Reputation: 11
I am cleaning data in my pandas dataframe, and i hope there is a better way than mine, to do this. I have in the column["count"] in my pandas dateframe input like his:
~186-205
4 and 4
200
800-1000
550-550[2]
10, 20 or 50
5 (four score and bla bla)
38 or 30
88-80
If somebody could tell me how to add numbers together if they say "x and x" that would be great. However, my main goal is just to get the lowest number from each row and everything else gone.

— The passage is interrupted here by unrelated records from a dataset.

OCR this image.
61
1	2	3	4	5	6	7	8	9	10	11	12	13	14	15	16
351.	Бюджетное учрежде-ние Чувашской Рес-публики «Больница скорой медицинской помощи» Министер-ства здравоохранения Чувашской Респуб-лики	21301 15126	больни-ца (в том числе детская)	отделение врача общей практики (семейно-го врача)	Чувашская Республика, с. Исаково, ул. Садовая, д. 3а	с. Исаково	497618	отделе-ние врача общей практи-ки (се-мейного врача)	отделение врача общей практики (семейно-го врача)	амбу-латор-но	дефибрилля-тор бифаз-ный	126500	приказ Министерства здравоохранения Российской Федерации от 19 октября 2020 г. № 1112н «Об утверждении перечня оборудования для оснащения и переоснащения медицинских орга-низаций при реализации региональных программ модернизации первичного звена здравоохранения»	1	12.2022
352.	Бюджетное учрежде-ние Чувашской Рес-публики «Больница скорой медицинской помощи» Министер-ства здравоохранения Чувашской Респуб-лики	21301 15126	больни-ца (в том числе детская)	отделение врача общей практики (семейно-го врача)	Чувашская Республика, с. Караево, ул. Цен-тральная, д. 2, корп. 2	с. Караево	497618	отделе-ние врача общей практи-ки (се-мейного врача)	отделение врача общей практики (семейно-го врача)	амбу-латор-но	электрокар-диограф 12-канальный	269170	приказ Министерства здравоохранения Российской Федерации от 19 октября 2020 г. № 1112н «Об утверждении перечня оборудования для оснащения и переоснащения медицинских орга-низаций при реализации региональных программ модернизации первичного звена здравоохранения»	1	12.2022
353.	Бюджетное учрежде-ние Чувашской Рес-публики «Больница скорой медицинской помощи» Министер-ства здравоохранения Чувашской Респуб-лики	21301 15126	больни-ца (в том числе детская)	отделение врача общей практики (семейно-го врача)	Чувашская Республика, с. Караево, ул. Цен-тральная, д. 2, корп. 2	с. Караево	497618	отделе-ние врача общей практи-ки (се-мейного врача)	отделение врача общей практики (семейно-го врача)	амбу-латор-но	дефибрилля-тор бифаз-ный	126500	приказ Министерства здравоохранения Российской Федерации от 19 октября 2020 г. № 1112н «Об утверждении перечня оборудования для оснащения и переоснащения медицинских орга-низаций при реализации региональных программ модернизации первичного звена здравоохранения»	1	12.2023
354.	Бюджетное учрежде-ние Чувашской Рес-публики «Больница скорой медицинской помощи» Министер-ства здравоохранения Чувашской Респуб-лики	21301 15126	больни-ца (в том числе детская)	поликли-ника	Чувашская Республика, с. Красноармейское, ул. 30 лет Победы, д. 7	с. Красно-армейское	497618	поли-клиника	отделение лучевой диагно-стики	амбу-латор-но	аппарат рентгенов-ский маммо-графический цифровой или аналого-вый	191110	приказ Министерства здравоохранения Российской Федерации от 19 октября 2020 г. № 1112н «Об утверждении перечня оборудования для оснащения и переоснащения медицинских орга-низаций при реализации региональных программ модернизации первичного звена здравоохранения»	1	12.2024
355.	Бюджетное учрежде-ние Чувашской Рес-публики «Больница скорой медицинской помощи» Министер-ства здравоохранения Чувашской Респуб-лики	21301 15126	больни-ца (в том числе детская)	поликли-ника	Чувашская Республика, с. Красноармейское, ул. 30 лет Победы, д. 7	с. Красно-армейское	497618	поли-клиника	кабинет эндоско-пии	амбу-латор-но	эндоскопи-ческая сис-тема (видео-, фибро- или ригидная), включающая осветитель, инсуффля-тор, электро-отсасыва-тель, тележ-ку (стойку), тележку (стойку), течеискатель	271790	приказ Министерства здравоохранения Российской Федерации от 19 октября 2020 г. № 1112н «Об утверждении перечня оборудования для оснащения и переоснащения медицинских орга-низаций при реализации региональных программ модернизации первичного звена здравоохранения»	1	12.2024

I succeed almost entirely with my solution:
df['Count'] = df['Count'].str.replace(r"\(.*\)","") #all square brackets with content
df['Count'] = df['Count'].str.replace(r"\[.*\]","") #all square brackets with content
df['Count'] = df['Count'].str.replace("(−).*","") #For one type of hyphens
df['Count'] = df['Count'].str.replace("(-).*","") #for another type of hyphens
df['Count'] = df['Count'].str.replace("(—).*","") #for yet another type of hyphens
df['Count'] = df['Count'].str.replace("(\u2013).*","") #because of different formating for hyphens
df['Count'] = df['Count'].str.replace("(or).*","") #for other alternatives, remove
df['Count'] = df['Count'].str.replace("(,).*","") #everything after commas
df['Count'] = df['Count'].replace(r'\D+', "", regex=True) #everything but numbers
any suggestions to make this more elegant? either in a function, for loop or just something smarter...
Thank you for your time.
Upvotes: 0
Views: 150
Reputation: 1
About your solution for stripping out unneeded symbols from the values, you can use the the built-in re module to collect all numbers in the string and just get the lowest one from them:
import re
min(map(int, re.findall(r'[0-9]+', value)))
To support only python operations you might try the built-in eval function, but if you need to support different operations like 'and' to sum your numbers, you will probably need to write a parser for more customizations. This is a cool article you can check for parsers and what are their parts.
Edit:
To apply it to the whole column extract to function of smallest number and then apply that function.
import re
def get_min_number(value):
return min(map(int, re.findall(r'[0-9]+', value)))
df['Count'].apply(get_min_number)
Upvotes: 0